A positive diagnosis can be made by trans-illumination of the trachea using a pinpoint light source shining through the skin and "windpipe". The mites are tiny black specks within the trachea. As they are not always seen in this manner you may have to treat based on clinical signs in these birds. If lab work can be performed there is often an increase in a certain white blood cell called a basophil.
There have been a variety of treatments documented over the years. One involves placing a No-Pest Strip (diclorvos) by the cage and covering it for an hour monitoring the birds very carefully for evidence of wobbling and toxicity. The strip should be aired out for 1-2 days prior to use. They can also be used to hang in the aviary but away from contact with the birds. This treatment has the potential to be more harmful to the birds than the mites and its use is very questionable.

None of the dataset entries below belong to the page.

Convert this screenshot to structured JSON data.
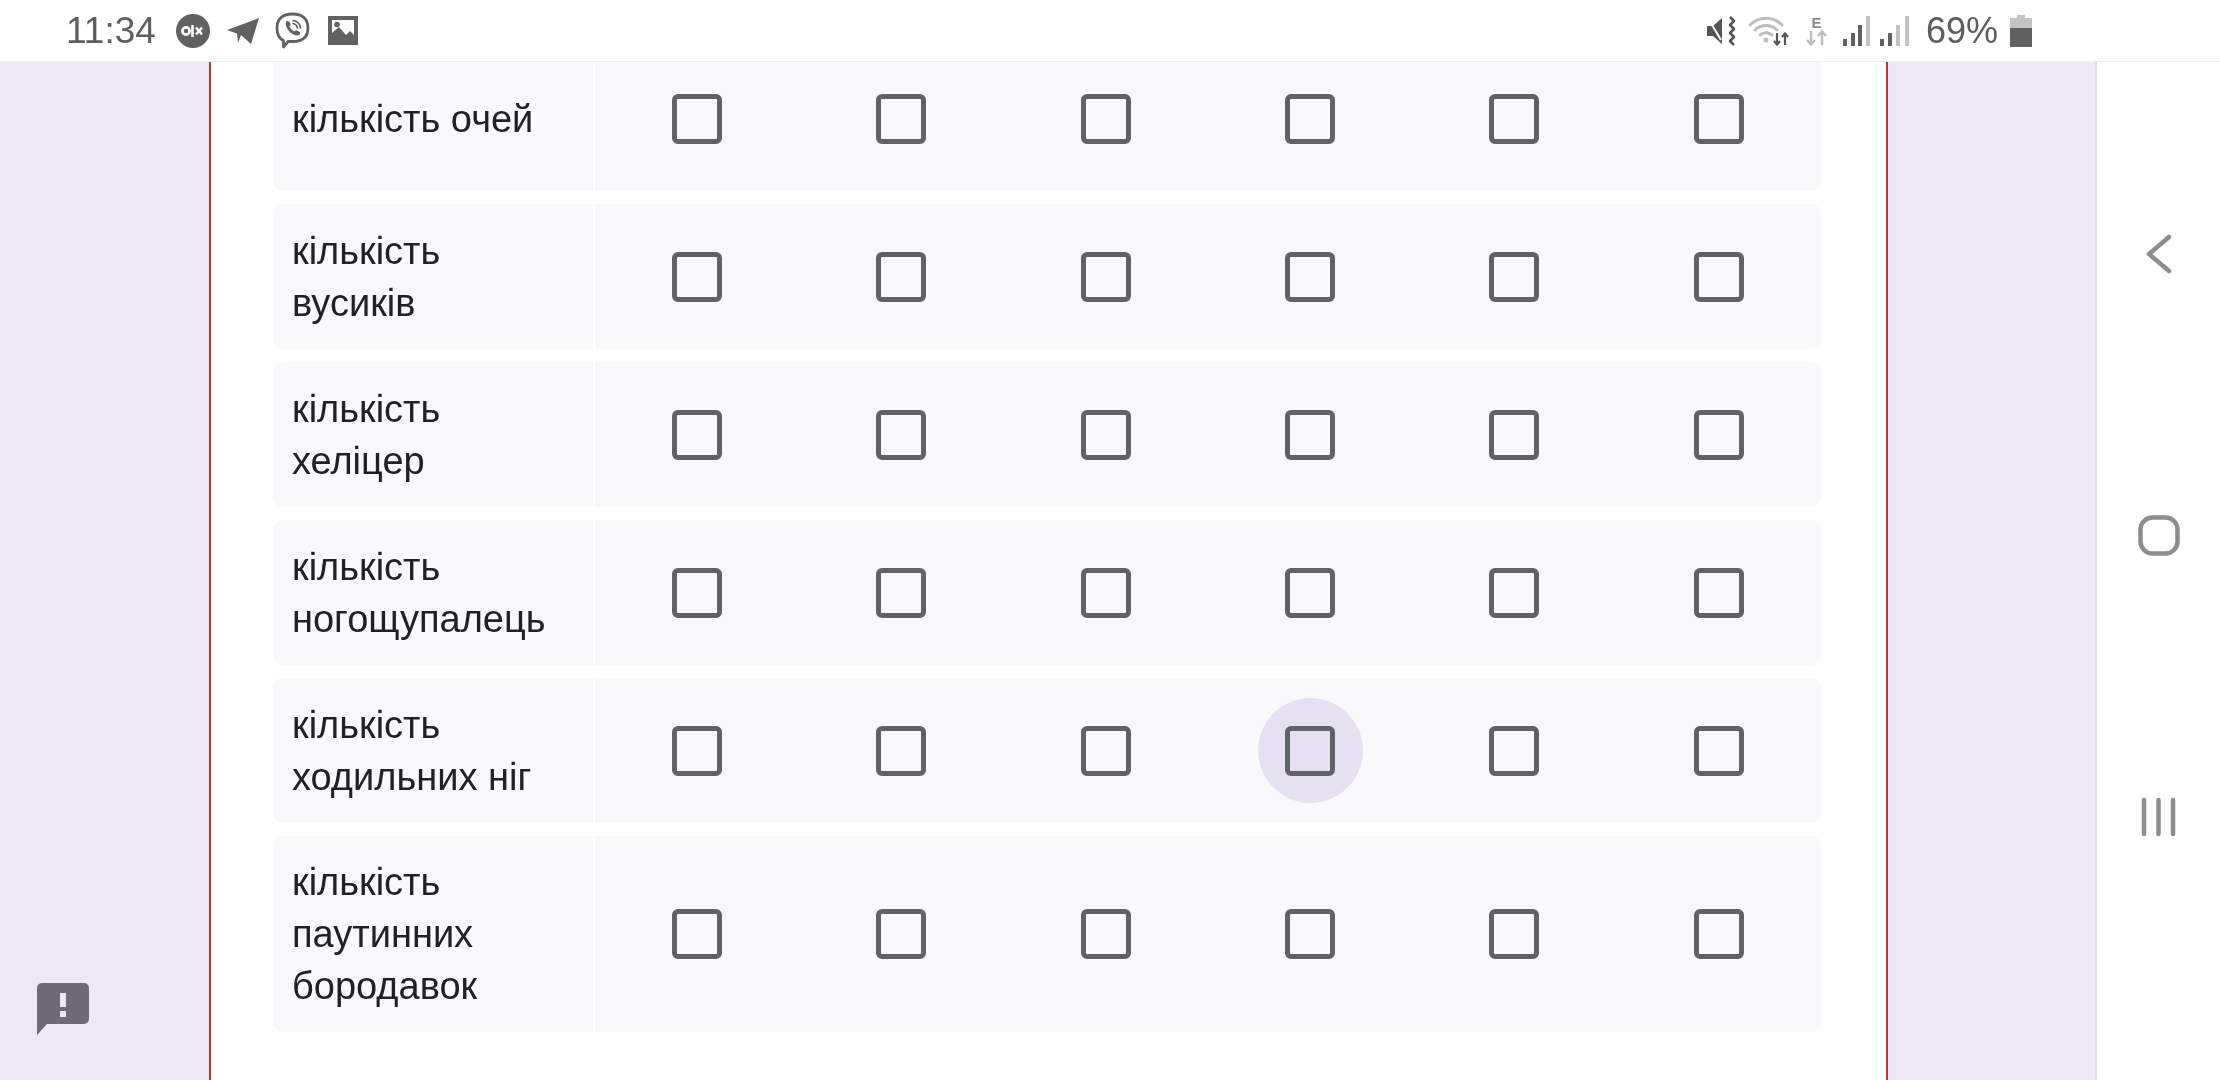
{
  "status_bar": {
    "time": "11:34",
    "network_type": "E",
    "battery": "69%"
  },
  "grid": {
    "rows": [
      {
        "label": "кількість очей",
        "cells": [
          {
            "checked": false,
            "focused": false
          },
          {
            "checked": false,
            "focused": false
          },
          {
            "checked": false,
            "focused": false
          },
          {
            "checked": false,
            "focused": false
          },
          {
            "checked": false,
            "focused": false
          },
          {
            "checked": false,
            "focused": false
          }
        ]
      },
      {
        "label": "кількість вусиків",
        "cells": [
          {
            "checked": false,
            "focused": false
          },
          {
            "checked": false,
            "focused": false
          },
          {
            "checked": false,
            "focused": false
          },
          {
            "checked": false,
            "focused": false
          },
          {
            "checked": false,
            "focused": false
          },
          {
            "checked": false,
            "focused": false
          }
        ]
      },
      {
        "label": "кількість хеліцер",
        "cells": [
          {
            "checked": false,
            "focused": false
          },
          {
            "checked": false,
            "focused": false
          },
          {
            "checked": false,
            "focused": false
          },
          {
            "checked": false,
            "focused": false
          },
          {
            "checked": false,
            "focused": false
          },
          {
            "checked": false,
            "focused": false
          }
        ]
      },
      {
        "label": "кількість ногощупалець",
        "cells": [
          {
            "checked": false,
            "focused": false
          },
          {
            "checked": false,
            "focused": false
          },
          {
            "checked": false,
            "focused": false
          },
          {
            "checked": false,
            "focused": false
          },
          {
            "checked": false,
            "focused": false
          },
          {
            "checked": false,
            "focused": false
          }
        ]
      },
      {
        "label": "кількість ходильних ніг",
        "cells": [
          {
            "checked": false,
            "focused": false
          },
          {
            "checked": false,
            "focused": false
          },
          {
            "checked": false,
            "focused": false
          },
          {
            "checked": false,
            "focused": true
          },
          {
            "checked": false,
            "focused": false
          },
          {
            "checked": false,
            "focused": false
          }
        ]
      },
      {
        "label": "кількість паутинних бородавок",
        "cells": [
          {
            "checked": false,
            "focused": false
          },
          {
            "checked": false,
            "focused": false
          },
          {
            "checked": false,
            "focused": false
          },
          {
            "checked": false,
            "focused": false
          },
          {
            "checked": false,
            "focused": false
          },
          {
            "checked": false,
            "focused": false
          }
        ]
      }
    ]
  }
}
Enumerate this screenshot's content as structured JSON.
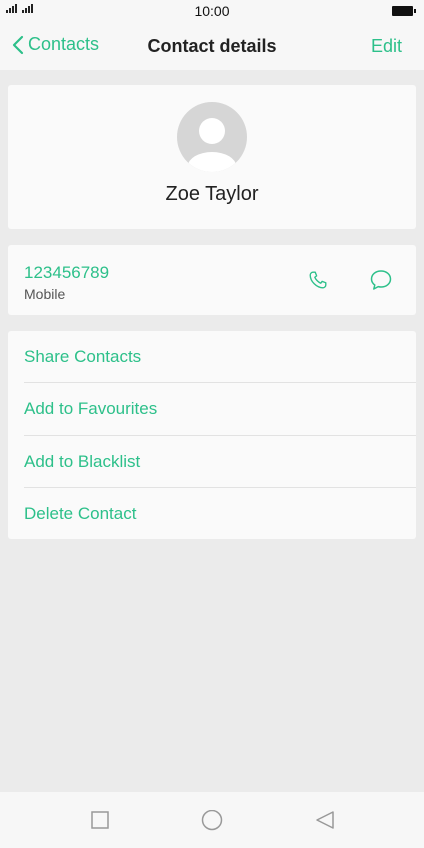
{
  "status_bar": {
    "time": "10:00"
  },
  "header": {
    "back_label": "Contacts",
    "title": "Contact details",
    "edit_label": "Edit"
  },
  "contact": {
    "name": "Zoe Taylor",
    "number": "123456789",
    "number_type": "Mobile"
  },
  "actions": [
    "Share Contacts",
    "Add to Favourites",
    "Add to Blacklist",
    "Delete Contact"
  ],
  "colors": {
    "accent": "#2dc08a",
    "background": "#ebebeb",
    "card": "#fafafa"
  },
  "icons": {
    "back": "chevron-left-icon",
    "call": "phone-icon",
    "message": "chat-bubble-icon",
    "nav_recents": "square-icon",
    "nav_home": "circle-icon",
    "nav_back": "triangle-left-icon"
  }
}
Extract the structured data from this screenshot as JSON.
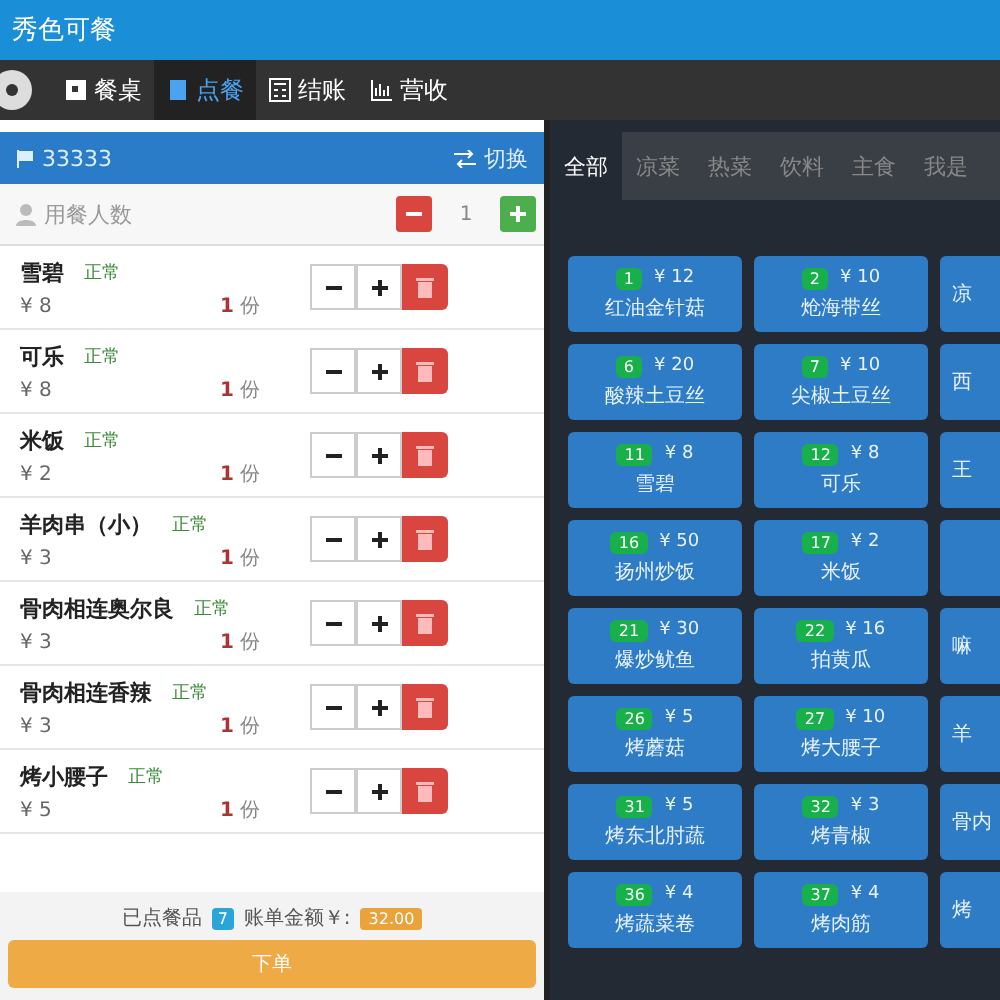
{
  "window": {
    "title": "秀色可餐"
  },
  "nav": [
    {
      "label": "餐桌",
      "selected": false
    },
    {
      "label": "点餐",
      "selected": true
    },
    {
      "label": "结账",
      "selected": false
    },
    {
      "label": "营收",
      "selected": false
    }
  ],
  "order": {
    "table": "33333",
    "switch": "切换",
    "guests_label": "用餐人数",
    "guests": "1",
    "items": [
      {
        "name": "雪碧",
        "status": "正常",
        "price": "¥ 8",
        "qty": "1",
        "unit": "份"
      },
      {
        "name": "可乐",
        "status": "正常",
        "price": "¥ 8",
        "qty": "1",
        "unit": "份"
      },
      {
        "name": "米饭",
        "status": "正常",
        "price": "¥ 2",
        "qty": "1",
        "unit": "份"
      },
      {
        "name": "羊肉串（小）",
        "status": "正常",
        "price": "¥ 3",
        "qty": "1",
        "unit": "份"
      },
      {
        "name": "骨肉相连奥尔良",
        "status": "正常",
        "price": "¥ 3",
        "qty": "1",
        "unit": "份"
      },
      {
        "name": "骨肉相连香辣",
        "status": "正常",
        "price": "¥ 3",
        "qty": "1",
        "unit": "份"
      },
      {
        "name": "烤小腰子",
        "status": "正常",
        "price": "¥ 5",
        "qty": "1",
        "unit": "份"
      }
    ],
    "count_label": "已点餐品",
    "count": "7",
    "total_label": "账单金额￥:",
    "total": "32.00",
    "submit": "下单"
  },
  "tabs": [
    {
      "label": "全部",
      "selected": true
    },
    {
      "label": "凉菜",
      "selected": false
    },
    {
      "label": "热菜",
      "selected": false
    },
    {
      "label": "饮料",
      "selected": false
    },
    {
      "label": "主食",
      "selected": false
    },
    {
      "label": "我是",
      "selected": false
    }
  ],
  "dish_rows": [
    [
      {
        "no": "1",
        "price": "¥ 12",
        "name": "红油金针菇"
      },
      {
        "no": "2",
        "price": "¥ 10",
        "name": "炝海带丝"
      },
      {
        "name": "凉"
      }
    ],
    [
      {
        "no": "6",
        "price": "¥ 20",
        "name": "酸辣土豆丝"
      },
      {
        "no": "7",
        "price": "¥ 10",
        "name": "尖椒土豆丝"
      },
      {
        "name": "西"
      }
    ],
    [
      {
        "no": "11",
        "price": "¥ 8",
        "name": "雪碧"
      },
      {
        "no": "12",
        "price": "¥ 8",
        "name": "可乐"
      },
      {
        "name": "王"
      }
    ],
    [
      {
        "no": "16",
        "price": "¥ 50",
        "name": "扬州炒饭"
      },
      {
        "no": "17",
        "price": "¥ 2",
        "name": "米饭"
      }
    ],
    [
      {
        "no": "21",
        "price": "¥ 30",
        "name": "爆炒鱿鱼"
      },
      {
        "no": "22",
        "price": "¥ 16",
        "name": "拍黄瓜"
      },
      {
        "name": "嘛"
      }
    ],
    [
      {
        "no": "26",
        "price": "¥ 5",
        "name": "烤蘑菇"
      },
      {
        "no": "27",
        "price": "¥ 10",
        "name": "烤大腰子"
      },
      {
        "name": "羊"
      }
    ],
    [
      {
        "no": "31",
        "price": "¥ 5",
        "name": "烤东北肘蔬"
      },
      {
        "no": "32",
        "price": "¥ 3",
        "name": "烤青椒"
      },
      {
        "name": "骨内"
      }
    ],
    [
      {
        "no": "36",
        "price": "¥ 4",
        "name": "烤蔬菜卷"
      },
      {
        "no": "37",
        "price": "¥ 4",
        "name": "烤肉筋"
      },
      {
        "name": "烤"
      }
    ]
  ]
}
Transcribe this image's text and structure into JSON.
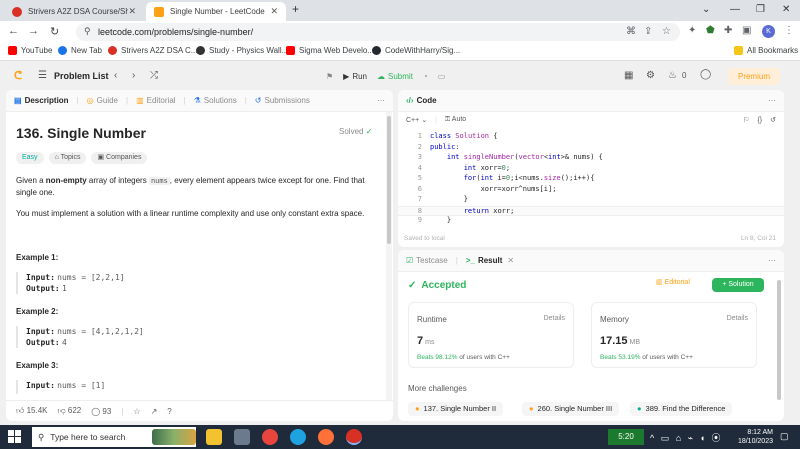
{
  "browser": {
    "tabs": [
      {
        "title": "Strivers A2Z DSA Course/Sheet",
        "active": false
      },
      {
        "title": "Single Number - LeetCode",
        "active": true
      }
    ],
    "url": "leetcode.com/problems/single-number/",
    "profile_initial": "K",
    "bookmarks": [
      "YouTube",
      "New Tab",
      "Strivers A2Z DSA C...",
      "Study - Physics Wall...",
      "Sigma Web Develo...",
      "CodeWithHarry/Sig..."
    ],
    "all_bookmarks": "All Bookmarks"
  },
  "nav": {
    "problem_list": "Problem List",
    "run": "Run",
    "submit": "Submit",
    "streak": "0",
    "premium": "Premium"
  },
  "left": {
    "tabs": [
      "Description",
      "Guide",
      "Editorial",
      "Solutions",
      "Submissions"
    ],
    "title": "136. Single Number",
    "solved": "Solved",
    "tags": [
      "Easy",
      "Topics",
      "Companies"
    ],
    "desc": {
      "p1a": "Given a ",
      "p1b": "non-empty",
      "p1c": " array of integers ",
      "p1code": "nums",
      "p1d": ", every element appears twice except for one. Find that single one.",
      "p2": "You must implement a solution with a linear runtime complexity and use only constant extra space."
    },
    "examples": [
      {
        "title": "Example 1:",
        "input_label": "Input:",
        "input": "nums = [2,2,1]",
        "output_label": "Output:",
        "output": "1"
      },
      {
        "title": "Example 2:",
        "input_label": "Input:",
        "input": "nums = [4,1,2,1,2]",
        "output_label": "Output:",
        "output": "4"
      },
      {
        "title": "Example 3:",
        "input_label": "Input:",
        "input": "nums = [1]"
      }
    ],
    "footer": {
      "likes": "15.4K",
      "dislikes": "622",
      "comments": "93"
    }
  },
  "code": {
    "tab": "Code",
    "language": "C++",
    "mode": "Auto",
    "lines": [
      "class Solution {",
      "public:",
      "    int singleNumber(vector<int>& nums) {",
      "        int xorr=0;",
      "        for(int i=0;i<nums.size();i++){",
      "            xorr=xorr^nums[i];",
      "        }",
      "        return xorr;",
      "    }"
    ],
    "status": "Saved to local",
    "cursor": "Ln 8, Col 21"
  },
  "result": {
    "tabs": [
      "Testcase",
      "Result"
    ],
    "status": "Accepted",
    "editorial": "Editorial",
    "solution": "Solution",
    "runtime": {
      "label": "Runtime",
      "details": "Details",
      "value": "7",
      "unit": "ms",
      "beats": "Beats 98.12%",
      "suffix": "of users with C++"
    },
    "memory": {
      "label": "Memory",
      "details": "Details",
      "value": "17.15",
      "unit": "MB",
      "beats": "Beats 53.19%",
      "suffix": "of users with C++"
    },
    "more": "More challenges",
    "challenges": [
      "137. Single Number II",
      "260. Single Number III",
      "389. Find the Difference"
    ]
  },
  "taskbar": {
    "search": "Type here to search",
    "battery": "5:20",
    "time": "8:12 AM",
    "date": "18/10/2023"
  },
  "colors": {
    "accent": "#ffa116",
    "success": "#2db55d",
    "easy": "#00af9b"
  }
}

More commonly Ivermectin is used. Various regimens have been used and the choice can be selected due to a variety of factors - is it a single bird or flock; are the birds easily handled or highly stressed; what is the degree of infestation; and possible resistance of the mites. An easy way to treat is using 0.1% Ivermectin (1:10 dilution with propylene glycol) topically on the bare skin on the lower neck over the jugular vein area using approximately one drop. A small amount of alcohol on a swab may be necessary to view the skin through the feathers. This is simple and fast and works well in many birds. A disadvantage is inconsistency of absorption of active ingredients. Another choice is to dilute 1:10 in saline and dose orally at 0.05mg (1 drop or 0.05ml) once every 2 weeks for 1-3 applications (some literature has up to 6 treatments needed for a difficult infestation). Saline dilution may have a precipitate but this does not seem to change the effectiveness. This is a dose of 50 micrograms and is at the high end of the therapeutic range and should be reserved for resistant mites. The normal dose recommended is 400 micrograms/kg and can be achieved with a 1:50 dilution and giving 1 drop.
Propylene Glycol is not used for oral administration due to its potential aspiration into the trachea and resulting damage to it. Some have used the more dilute dosage (1:50 with saline) orally once daily for 3-4 days. Some also inject the medication IM every 2 weeks or once daily for 3 days (400 micrograms/kg) but this is extremely stressful to the birds and aviculturists. Always mix the Ivermectin and diluent fresh for each treatment. Evidence of over-dosage would be sleepiness, trouble standing, and drooping head. These signs will be seen within 10-60 minutes. Water dishes may need to be removed during this time as drowning could occur. As a precaution each breeder should test the dosing on a few birds prior to treating the entire flock. With a flock problem it is wise to retreat prior to each breeding season.
If the respiratory problems do not clear up after treatments then there are several other opportunists, viruses, or bacteria (enterococcus) that can cause primary and secondary problems. Use of immune system stimulants may be helpful. It is best to seek veterinary assistance for these problems.